The best explanation for Apple's involvement in streaming is that the company's skyrocketing size has fundamentally changed Apple's project evaluation model. According to China Economic Network, Apple's total revenue in the first fiscal quarter of fiscal 2006 was $5.75 billion; and 15 years ago, when Netflix began to develop streaming, it cost billions of dollars to run a film and television production company, which accounted for a large part of Apple's annual revenue, so Apple executives decided to give up after learning about Hollywood's expensive episode acquisition price. Unlike in the past, Apple TV+'s content production budget is only 0.6% of the company's revenue.
Running a studio can bring benefits to Apple. Although streaming subscriptions may not lock users firmly like iTunes, the various services that come with Apple will still attract customers, allowing them to spend more time on Apple's platform, and will also add some "exit costs" to users who want to leave Apple's platform - Apple ecology, that is, the deeper the pit, the harder it is to get out of the pit.
The iPhone sold $192 billion last year, accounting for more than half of Apple's total revenue, so any risk of losing iPhone users will be particularly important to Apple. Considering the user attraction effect of streaming media, even if the market capacity is not large, Apple has chosen to participate in it to improve its ecology.
In terms of marketing, Apple streaming has also made some achievements. By working with Steven Spielberg and Tom Hanks to produce films, Apple has further strengthened its high-end brand; Apple has also partnered with many other pop stars. At a time when Silicon Valley is under fire for industry monopolies and privacy violations, Apple is also busy promoting a podcast by Nobel laureate Malala Yousafzai. Not many companies can use the film and television department as a prist.
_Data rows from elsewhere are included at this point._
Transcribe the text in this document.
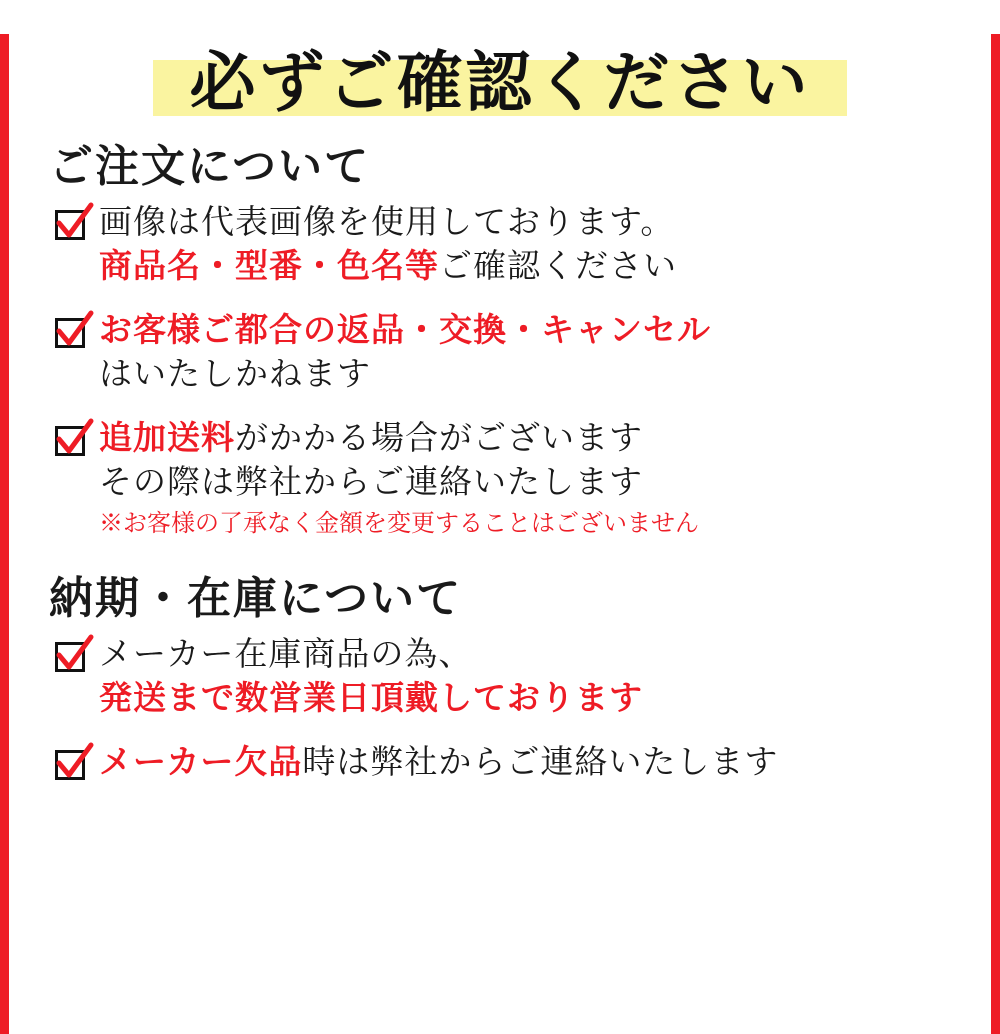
必ずご確認ください
ご注文について
画像は代表画像を使用しております。
商品名・型番・色名等ご確認ください
お客様ご都合の返品・交換・キャンセル
はいたしかねます
追加送料がかかる場合がございます
その際は弊社からご連絡いたします
※お客様の了承なく金額を変更することはございません
納期・在庫について
メーカー在庫商品の為、
発送まで数営業日頂戴しております
メーカー欠品時は弊社からご連絡いたします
Some experts pointed out that Apple and other streaming counterparts are not actually playing the same game. For a king like Netflix, this is a very disturbing asymmetrical competition, fortunately Apple's main business is not in streaming, after all, the energy is limited.
Apple TV+'s lack of a repertoire library can be solved by buying another's repertoire library — Apple has been seen as a potential buyer for studios like Lionsgate and Disney. But Apple's acquisition is likely to anger the U.S. Federal Trade Commission (FTC), so the company is very cautious about acquisitions. The FTC has pointed its antitrust sword at Silicon Valley, and its head, Lina Khan, has been critical of big tech companies and is currently investigating Amazon's $8.5 billion acquisition of STUDIO MGM. Big tech companies are competing fiercely to control the next tech highs, such as decentralized Web3 and virtual reality. At this critical juncture of fierce competition, if the acquisition of old film and television programs leads to antitrust investigation by regulators, it will be a strategic mistake for Apple.
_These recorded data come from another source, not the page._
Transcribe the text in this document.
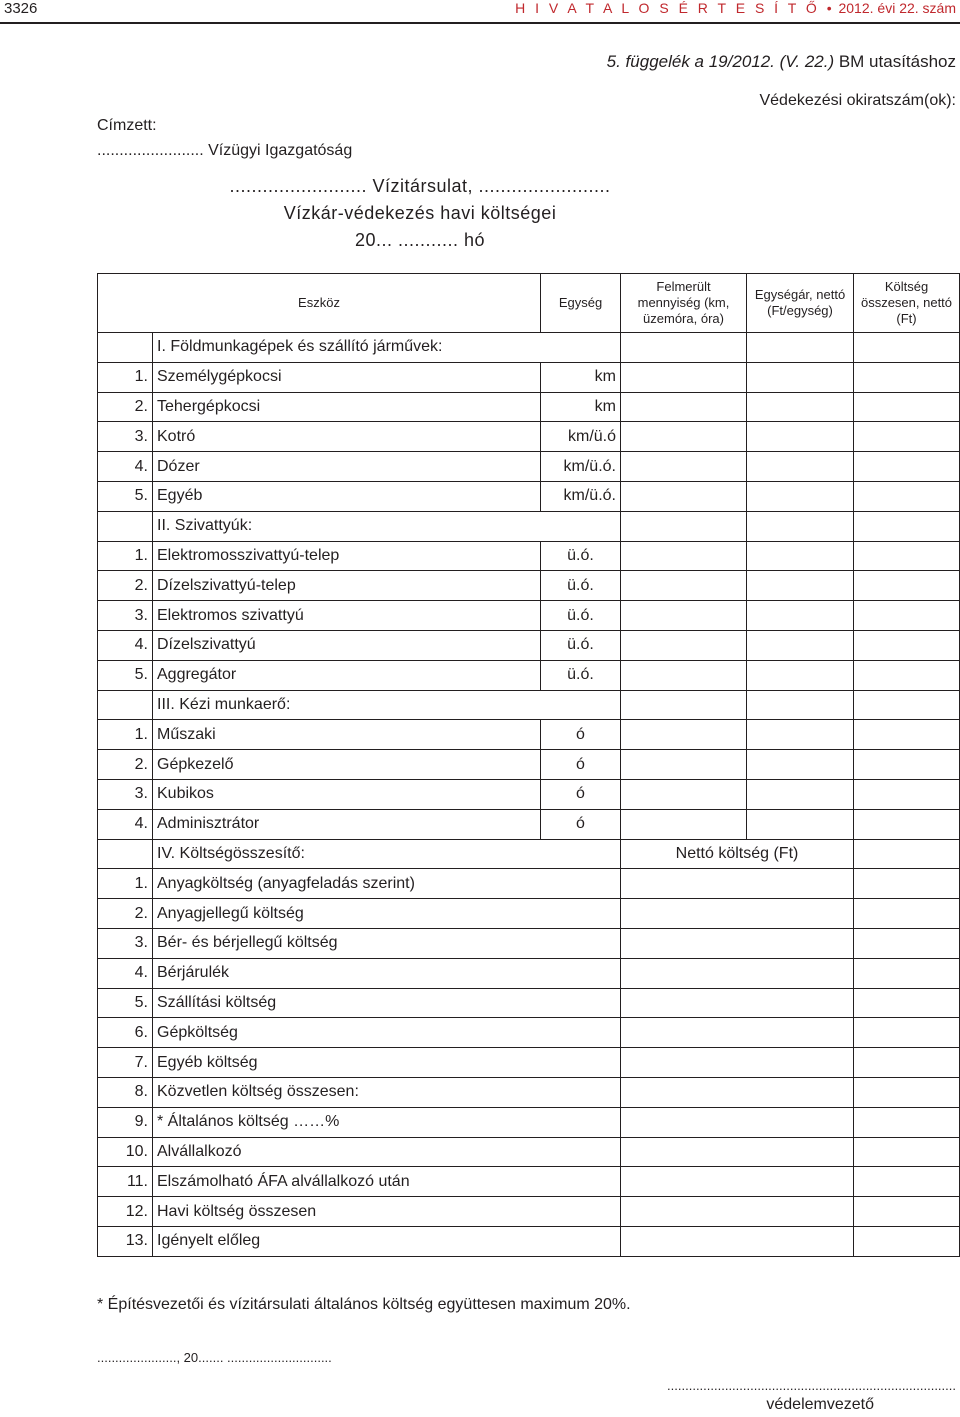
3326	H I V A T A L O S É R T E S Í T Ő • 2012. évi 22. szám
5. függelék a 19/2012. (V. 22.) BM utasításhoz
Védekezési okiratszám(ok):
Címzett:
........................ Vízügyi Igazgatóság
......................... Vízitársulat, ........................
Vízkár-védekezés havi költségei
20... ........... hó
Eszköz		Egység	Felmerült mennyiség (km, üzemóra, óra)	Egységár, nettó (Ft/egység)	Költség összesen, nettó (Ft)
	I. Földmunkagépek és szállító járművek:				
1.	Személygépkocsi	km			
2.	Tehergépkocsi	km			
3.	Kotró	km/ü.ó			
4.	Dózer	km/ü.ó.			
5.	Egyéb	km/ü.ó.			
	II. Szivattyúk:				
1.	Elektromosszivattyú-telep	ü.ó.			
2.	Dízelszivattyú-telep	ü.ó.			
3.	Elektromos szivattyú	ü.ó.			
4.	Dízelszivattyú	ü.ó.			
5.	Aggregátor	ü.ó.			
	III. Kézi munkaerő:				
1.	Műszaki	ó			
2.	Gépkezelő	ó			
3.	Kubikos	ó			
4.	Adminisztrátor	ó			
	IV. Költségösszesítő:		Nettó költség (Ft)		
1.	Anyagköltség (anyagfeladás szerint)				
2.	Anyagjellegű költség				
3.	Bér- és bérjellegű költség				
4.	Bérjárulék				
5.	Szállítási költség				
6.	Gépköltség				
7.	Egyéb költség				
8.	Közvetlen költség összesen:				
9.	* Általános költség ……%				
10.	Alvállalkozó				
11.	Elszámolható ÁFA alvállalkozó után				
12.	Havi költség összesen				
13.	Igényelt előleg				
* Építésvezetői és vízitársulati általános költség együttesen maximum 20%.
......................, 20....... .............................
................................................................................
védelemvezető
If streaming continues to help Apple sell its products and brands, then Apple will naturally continue to invest in the field. But the next investment will become very high: It is estimated that in 2022, the global cost of film and television production will exceed $230 billion, almost double that of a decade ago.
Some small-scale players may be out of the game because they can't afford high expenses, and the status of large households such as Apple is likely to be further strengthened. But given that Apple's ambitions behind it are mainly in AR/VR and car building, streaming may still be a "side business" for it.